As you for other species, not many are in cultivation, if you have Mandy from me, that's a presumed badhamia species ( BTW it's easier/faster to get colonies from spore with Mandy). Your best bet is to go looking with moist chambers.

I'm updating the guide on my work website but short version - grab likely bits of stuff, put on wet tissue in the dark, check weekly for a couple of months. You're after stuff that's already a bit decayed - twigs & leaves work well, apparently pot plant soils are promising. Success rate isn't bad - 1\4 to 3\4 of chambers eventually show something. Banana skins are appealing according to one paper - but they'll stink up the place something awful. 

Few species actually eat oats (less than 10% according to a 1970s paper) but it's worth a try - your challenge will be finding a colony you can feed, will grow to a reasonable size and survives drying. You'll get a ton of other things of course - protostelids are good to find and cellular slimes will show up (not to mention the sea of actual mould you're letting yourself in for).
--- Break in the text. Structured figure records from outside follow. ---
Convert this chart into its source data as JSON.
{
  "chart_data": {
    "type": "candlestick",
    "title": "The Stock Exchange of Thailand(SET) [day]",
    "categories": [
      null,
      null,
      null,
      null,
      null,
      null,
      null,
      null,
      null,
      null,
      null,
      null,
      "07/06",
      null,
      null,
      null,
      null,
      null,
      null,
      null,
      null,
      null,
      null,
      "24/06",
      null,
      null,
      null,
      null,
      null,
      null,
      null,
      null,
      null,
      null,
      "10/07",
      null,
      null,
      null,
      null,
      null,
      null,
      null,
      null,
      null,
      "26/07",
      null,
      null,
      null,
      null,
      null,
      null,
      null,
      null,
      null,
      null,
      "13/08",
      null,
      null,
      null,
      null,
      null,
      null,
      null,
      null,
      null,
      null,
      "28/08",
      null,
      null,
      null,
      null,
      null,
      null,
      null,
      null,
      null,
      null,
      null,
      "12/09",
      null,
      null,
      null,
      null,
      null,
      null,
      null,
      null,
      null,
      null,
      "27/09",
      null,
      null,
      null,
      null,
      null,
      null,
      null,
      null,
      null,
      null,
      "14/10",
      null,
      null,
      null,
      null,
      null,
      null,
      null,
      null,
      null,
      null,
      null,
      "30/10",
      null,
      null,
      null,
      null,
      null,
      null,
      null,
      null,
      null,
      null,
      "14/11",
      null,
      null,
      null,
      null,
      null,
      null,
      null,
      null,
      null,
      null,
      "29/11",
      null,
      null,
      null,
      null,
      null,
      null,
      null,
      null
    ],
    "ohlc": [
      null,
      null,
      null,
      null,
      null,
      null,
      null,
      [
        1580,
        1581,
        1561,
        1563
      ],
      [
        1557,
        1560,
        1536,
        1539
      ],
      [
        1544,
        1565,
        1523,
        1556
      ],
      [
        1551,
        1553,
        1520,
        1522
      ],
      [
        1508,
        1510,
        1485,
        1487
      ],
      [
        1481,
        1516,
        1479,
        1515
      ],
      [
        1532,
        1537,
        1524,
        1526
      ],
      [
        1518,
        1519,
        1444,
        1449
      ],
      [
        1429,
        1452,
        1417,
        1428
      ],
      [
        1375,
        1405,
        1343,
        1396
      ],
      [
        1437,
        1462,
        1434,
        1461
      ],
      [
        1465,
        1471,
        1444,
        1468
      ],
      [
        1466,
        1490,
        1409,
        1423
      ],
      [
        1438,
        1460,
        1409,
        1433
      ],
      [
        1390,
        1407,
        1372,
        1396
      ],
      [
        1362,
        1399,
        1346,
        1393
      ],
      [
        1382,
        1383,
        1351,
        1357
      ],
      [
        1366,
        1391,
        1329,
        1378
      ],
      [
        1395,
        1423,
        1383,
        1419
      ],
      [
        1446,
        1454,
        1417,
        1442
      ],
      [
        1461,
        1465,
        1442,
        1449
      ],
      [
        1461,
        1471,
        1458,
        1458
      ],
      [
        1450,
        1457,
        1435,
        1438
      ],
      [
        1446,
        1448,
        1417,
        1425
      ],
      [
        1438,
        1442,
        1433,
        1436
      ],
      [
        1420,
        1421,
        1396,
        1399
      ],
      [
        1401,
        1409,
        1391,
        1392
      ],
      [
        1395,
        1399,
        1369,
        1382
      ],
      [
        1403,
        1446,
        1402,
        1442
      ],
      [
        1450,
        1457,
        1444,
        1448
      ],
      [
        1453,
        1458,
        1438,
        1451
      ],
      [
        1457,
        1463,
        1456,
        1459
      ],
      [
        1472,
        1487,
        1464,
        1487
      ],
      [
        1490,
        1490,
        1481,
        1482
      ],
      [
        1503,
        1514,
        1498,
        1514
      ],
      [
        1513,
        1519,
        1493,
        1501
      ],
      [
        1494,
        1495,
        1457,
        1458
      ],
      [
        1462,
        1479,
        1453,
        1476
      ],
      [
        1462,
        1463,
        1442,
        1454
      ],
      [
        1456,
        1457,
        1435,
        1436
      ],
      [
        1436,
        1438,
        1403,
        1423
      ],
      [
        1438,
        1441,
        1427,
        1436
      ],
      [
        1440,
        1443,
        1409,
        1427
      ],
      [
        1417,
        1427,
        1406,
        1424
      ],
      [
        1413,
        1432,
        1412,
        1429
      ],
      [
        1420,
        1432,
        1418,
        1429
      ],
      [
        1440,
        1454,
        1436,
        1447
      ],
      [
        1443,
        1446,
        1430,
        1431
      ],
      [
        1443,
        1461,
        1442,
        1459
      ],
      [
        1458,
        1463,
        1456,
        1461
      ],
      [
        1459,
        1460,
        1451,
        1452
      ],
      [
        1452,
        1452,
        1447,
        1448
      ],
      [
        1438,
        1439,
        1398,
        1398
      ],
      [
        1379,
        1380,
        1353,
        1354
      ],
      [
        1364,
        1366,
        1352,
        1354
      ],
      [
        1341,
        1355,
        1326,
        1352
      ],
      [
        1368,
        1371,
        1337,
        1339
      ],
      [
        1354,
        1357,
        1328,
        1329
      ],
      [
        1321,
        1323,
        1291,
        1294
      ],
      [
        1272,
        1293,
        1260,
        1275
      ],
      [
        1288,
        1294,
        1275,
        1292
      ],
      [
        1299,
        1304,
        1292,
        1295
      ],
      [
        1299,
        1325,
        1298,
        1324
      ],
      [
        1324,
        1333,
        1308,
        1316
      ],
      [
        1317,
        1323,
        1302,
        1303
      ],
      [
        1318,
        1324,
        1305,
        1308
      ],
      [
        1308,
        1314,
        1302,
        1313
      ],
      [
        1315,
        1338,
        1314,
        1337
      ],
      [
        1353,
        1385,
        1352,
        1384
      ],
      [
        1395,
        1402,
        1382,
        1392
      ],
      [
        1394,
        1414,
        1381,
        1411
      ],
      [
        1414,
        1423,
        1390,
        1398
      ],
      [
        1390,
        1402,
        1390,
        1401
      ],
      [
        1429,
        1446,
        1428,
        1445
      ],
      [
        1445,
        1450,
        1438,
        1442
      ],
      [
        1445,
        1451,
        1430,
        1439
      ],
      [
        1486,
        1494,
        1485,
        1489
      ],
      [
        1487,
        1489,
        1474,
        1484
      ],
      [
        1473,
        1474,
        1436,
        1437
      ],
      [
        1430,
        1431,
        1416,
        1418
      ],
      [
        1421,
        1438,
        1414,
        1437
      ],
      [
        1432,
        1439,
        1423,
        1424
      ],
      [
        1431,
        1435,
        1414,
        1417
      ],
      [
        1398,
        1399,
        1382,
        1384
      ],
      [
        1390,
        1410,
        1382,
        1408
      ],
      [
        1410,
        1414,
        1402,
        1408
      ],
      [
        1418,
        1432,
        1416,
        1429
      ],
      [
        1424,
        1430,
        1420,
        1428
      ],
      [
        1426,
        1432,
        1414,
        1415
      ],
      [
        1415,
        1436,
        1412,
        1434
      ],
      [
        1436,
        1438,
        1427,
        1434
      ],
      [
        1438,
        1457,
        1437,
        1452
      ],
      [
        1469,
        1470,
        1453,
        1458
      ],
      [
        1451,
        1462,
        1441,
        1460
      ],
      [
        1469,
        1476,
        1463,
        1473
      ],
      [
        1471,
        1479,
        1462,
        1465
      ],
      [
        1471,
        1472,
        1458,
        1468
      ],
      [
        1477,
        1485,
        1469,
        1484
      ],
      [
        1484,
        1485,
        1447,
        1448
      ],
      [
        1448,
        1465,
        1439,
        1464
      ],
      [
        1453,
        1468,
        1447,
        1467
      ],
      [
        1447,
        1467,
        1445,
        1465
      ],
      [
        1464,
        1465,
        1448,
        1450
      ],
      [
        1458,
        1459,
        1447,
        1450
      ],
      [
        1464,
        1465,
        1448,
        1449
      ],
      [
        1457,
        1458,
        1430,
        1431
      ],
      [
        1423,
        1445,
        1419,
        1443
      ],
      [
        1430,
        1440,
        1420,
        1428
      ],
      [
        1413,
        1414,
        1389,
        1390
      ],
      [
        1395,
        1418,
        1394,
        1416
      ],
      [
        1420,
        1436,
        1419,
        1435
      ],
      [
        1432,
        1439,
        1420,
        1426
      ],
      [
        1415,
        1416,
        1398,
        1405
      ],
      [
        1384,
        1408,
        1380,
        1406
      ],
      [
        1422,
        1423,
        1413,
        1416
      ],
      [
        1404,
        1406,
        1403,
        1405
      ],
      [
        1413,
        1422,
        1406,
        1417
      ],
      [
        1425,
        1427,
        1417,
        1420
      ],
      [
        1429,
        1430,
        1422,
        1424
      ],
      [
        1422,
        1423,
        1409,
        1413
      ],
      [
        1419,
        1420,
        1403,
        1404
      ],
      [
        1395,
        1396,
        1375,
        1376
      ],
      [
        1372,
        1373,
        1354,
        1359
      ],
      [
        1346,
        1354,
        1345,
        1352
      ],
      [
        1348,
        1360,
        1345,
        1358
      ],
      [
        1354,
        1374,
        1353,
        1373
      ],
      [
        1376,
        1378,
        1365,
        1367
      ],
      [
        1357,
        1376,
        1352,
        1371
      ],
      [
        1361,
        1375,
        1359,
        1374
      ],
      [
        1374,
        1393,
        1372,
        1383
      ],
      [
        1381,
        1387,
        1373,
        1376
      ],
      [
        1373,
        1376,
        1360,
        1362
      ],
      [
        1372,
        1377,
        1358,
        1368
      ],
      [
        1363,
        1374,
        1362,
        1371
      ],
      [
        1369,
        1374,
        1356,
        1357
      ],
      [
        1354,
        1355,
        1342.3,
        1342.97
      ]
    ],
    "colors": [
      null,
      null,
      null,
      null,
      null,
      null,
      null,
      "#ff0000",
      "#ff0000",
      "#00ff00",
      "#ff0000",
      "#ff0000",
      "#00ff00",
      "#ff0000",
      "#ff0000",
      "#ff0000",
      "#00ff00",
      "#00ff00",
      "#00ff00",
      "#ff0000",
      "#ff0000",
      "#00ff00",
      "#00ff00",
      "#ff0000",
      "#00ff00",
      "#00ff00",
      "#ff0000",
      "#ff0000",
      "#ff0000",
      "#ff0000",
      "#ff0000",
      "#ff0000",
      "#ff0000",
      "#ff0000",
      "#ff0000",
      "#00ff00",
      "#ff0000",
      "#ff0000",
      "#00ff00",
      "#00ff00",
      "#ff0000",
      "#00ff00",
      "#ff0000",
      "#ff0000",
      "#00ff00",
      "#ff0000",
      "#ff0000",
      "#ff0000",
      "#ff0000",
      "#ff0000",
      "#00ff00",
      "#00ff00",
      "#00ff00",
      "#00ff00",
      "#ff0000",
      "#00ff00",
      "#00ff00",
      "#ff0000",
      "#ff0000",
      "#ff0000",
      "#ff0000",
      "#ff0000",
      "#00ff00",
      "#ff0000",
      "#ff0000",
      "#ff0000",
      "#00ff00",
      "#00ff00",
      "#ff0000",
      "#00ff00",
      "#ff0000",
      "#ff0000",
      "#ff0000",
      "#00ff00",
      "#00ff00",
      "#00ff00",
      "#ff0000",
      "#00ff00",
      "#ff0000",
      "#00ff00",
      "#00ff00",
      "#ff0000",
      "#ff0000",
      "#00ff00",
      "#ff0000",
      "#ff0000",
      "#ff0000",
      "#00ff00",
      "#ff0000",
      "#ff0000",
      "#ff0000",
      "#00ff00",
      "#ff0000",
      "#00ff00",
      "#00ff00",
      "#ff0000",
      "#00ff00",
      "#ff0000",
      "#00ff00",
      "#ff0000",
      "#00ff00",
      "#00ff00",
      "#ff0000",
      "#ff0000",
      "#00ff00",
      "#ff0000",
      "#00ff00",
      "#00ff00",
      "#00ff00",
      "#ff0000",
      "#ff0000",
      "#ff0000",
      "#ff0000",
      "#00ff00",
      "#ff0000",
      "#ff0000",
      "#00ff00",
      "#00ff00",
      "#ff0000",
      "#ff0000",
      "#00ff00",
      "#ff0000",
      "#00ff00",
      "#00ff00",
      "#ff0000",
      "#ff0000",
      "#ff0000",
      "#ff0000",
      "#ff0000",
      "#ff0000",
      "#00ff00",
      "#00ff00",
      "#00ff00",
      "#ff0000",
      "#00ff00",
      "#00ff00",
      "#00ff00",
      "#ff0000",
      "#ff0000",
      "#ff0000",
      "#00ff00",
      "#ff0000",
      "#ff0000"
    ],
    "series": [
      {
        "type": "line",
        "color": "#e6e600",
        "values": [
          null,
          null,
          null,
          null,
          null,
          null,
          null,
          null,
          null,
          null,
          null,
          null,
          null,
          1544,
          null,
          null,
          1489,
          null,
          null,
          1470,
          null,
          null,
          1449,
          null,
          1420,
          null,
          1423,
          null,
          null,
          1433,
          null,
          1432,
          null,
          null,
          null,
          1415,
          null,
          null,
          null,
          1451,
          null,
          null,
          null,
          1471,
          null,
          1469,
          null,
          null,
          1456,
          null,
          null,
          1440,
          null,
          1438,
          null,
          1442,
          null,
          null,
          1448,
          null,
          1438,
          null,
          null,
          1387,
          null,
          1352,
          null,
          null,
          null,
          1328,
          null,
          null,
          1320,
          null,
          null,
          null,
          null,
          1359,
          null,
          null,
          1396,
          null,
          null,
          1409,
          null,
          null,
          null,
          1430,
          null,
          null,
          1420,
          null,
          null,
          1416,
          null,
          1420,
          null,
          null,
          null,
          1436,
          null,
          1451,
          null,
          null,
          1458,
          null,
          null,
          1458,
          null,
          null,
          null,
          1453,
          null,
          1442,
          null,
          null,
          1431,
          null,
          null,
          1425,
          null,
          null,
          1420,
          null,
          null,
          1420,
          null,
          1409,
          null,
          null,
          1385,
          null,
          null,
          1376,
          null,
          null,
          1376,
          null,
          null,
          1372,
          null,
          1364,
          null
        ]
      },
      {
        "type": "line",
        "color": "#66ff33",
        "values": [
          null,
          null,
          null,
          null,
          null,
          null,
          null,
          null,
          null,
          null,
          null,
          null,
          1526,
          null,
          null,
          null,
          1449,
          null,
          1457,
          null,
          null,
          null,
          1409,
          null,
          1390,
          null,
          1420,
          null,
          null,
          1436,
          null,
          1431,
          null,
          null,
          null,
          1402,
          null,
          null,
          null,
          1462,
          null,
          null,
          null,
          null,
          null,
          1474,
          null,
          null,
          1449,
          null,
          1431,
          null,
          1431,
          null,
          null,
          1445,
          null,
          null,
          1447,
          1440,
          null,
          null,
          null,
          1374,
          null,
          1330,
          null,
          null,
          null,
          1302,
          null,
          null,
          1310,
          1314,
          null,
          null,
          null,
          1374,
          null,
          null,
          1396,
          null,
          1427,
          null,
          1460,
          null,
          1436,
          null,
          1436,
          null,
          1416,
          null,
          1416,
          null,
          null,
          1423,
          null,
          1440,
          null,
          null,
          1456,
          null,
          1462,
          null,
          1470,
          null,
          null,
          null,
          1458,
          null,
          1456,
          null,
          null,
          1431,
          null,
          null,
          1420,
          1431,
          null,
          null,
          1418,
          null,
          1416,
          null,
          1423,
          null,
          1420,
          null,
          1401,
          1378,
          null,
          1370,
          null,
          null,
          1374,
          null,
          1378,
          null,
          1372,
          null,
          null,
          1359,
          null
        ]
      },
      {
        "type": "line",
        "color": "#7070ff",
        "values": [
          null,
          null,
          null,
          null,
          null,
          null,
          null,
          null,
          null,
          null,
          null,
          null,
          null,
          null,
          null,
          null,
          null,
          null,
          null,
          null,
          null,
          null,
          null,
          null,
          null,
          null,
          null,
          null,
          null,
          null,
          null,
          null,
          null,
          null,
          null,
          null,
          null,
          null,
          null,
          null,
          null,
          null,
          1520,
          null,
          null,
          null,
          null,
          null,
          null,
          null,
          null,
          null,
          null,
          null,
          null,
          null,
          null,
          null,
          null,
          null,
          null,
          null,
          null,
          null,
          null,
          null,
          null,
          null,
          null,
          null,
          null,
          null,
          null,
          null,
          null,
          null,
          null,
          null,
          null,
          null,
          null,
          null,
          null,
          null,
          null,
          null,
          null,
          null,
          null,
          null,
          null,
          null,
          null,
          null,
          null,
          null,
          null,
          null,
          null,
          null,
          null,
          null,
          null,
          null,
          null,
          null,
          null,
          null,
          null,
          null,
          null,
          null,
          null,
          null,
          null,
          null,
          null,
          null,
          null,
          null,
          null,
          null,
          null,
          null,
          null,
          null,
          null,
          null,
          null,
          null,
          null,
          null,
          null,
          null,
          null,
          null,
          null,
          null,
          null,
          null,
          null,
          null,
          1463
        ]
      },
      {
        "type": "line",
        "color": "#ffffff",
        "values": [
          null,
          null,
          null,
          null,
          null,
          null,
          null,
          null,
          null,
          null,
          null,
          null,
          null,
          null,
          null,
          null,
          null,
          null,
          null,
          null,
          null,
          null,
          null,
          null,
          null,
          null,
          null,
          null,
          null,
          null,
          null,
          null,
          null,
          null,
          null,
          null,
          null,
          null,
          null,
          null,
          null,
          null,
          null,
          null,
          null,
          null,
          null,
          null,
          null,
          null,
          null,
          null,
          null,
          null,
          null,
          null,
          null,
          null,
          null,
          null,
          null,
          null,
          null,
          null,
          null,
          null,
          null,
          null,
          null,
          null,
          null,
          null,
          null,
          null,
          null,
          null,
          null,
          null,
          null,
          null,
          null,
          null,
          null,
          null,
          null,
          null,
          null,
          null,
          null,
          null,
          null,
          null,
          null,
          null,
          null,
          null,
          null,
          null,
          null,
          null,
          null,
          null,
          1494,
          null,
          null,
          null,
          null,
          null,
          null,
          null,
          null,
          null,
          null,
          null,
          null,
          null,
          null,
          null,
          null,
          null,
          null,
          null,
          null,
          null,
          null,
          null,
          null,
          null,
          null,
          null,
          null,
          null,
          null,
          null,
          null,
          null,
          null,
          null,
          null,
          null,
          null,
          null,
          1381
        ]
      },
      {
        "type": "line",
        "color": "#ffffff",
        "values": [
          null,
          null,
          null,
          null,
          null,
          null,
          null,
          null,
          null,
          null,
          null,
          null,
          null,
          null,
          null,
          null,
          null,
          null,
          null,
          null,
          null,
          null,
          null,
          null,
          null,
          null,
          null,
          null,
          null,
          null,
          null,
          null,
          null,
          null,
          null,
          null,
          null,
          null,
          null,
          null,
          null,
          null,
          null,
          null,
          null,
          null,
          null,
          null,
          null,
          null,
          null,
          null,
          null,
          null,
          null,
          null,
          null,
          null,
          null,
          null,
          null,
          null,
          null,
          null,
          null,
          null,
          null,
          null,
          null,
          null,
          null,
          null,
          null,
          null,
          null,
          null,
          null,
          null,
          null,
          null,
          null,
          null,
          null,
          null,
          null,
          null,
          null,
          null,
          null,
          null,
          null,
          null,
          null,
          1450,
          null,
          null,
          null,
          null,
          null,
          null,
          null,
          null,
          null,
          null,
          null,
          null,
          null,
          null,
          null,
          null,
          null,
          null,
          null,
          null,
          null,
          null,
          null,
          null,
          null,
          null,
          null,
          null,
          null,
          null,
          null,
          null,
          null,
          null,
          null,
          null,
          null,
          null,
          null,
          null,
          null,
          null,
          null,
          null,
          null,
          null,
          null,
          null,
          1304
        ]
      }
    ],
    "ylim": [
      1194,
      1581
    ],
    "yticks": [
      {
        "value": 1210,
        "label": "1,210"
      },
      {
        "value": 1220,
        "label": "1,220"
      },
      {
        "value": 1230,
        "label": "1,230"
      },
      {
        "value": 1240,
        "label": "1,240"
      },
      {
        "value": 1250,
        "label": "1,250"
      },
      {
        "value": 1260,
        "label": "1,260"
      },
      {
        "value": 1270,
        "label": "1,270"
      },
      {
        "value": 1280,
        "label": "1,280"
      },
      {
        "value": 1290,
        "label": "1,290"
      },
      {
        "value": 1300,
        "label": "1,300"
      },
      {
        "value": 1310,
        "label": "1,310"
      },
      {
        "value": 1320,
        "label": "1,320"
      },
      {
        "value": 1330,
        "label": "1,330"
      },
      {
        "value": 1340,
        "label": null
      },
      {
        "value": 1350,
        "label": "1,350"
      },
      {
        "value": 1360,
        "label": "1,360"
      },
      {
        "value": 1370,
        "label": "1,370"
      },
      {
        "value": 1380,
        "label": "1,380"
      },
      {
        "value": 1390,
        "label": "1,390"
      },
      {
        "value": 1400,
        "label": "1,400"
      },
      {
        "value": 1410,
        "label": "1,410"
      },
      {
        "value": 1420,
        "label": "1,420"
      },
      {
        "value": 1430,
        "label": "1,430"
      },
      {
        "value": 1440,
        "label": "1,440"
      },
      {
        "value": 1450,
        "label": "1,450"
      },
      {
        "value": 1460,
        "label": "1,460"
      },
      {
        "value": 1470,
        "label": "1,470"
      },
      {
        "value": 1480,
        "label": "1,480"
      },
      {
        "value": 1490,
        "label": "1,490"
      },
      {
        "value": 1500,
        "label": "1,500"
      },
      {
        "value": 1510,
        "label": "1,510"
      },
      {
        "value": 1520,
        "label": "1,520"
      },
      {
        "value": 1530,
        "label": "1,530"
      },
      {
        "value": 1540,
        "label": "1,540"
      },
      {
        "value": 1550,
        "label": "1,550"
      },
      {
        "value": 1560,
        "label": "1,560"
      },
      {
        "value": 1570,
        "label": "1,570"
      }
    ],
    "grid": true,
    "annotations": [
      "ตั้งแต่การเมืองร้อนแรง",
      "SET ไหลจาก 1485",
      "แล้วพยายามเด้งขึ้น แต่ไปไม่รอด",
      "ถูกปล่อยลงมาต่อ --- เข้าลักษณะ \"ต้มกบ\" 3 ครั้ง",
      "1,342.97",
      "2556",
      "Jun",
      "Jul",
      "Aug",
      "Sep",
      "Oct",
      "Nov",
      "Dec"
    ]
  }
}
Getting an id is difficult - plasmodia are basically impossible, you have to get fruiting bodies, some of them are stunning to look at 

Sorry, I meant that I haven't gotten the hand of growing from spores. I've had sporulation, intentionally and accidentally, multiple times.

I'll look into other species. Thanks!

Thanks!

Wait... so if P. poly is a single cell, how does it produce spores?

Meiosis - they're going from diploid to haploid so halving chromosome numbers, the sex part they do on the opposite side of life cycle as amoebae. The protostelids don't even have the luxury of multiple nucleii - one amoeba, two spores... 

I've been thinking of trying to work with dog vomit (Fuligo Septica). Usually pretty easy to find in the U.S.

I've never found fuligo fresh enough to take plasmodium from, no luck from spores. Moist chamber is working for me though - I need to try soil, apparently half the amoeba in soil are actually myxamoebae 

Interesting I didn't know that. Will be out looking soon as winter is over, gonna try the moist chamber too, hoping ill get lucky on hiking trips and find it fresh in the mornings

If you grab any random bits of decaying stuff leave them in a tub on damp tissue, you'll get something, very few will be cultivatable but it's always worth a try. Both of mine came from back gardens rather than out in wilds.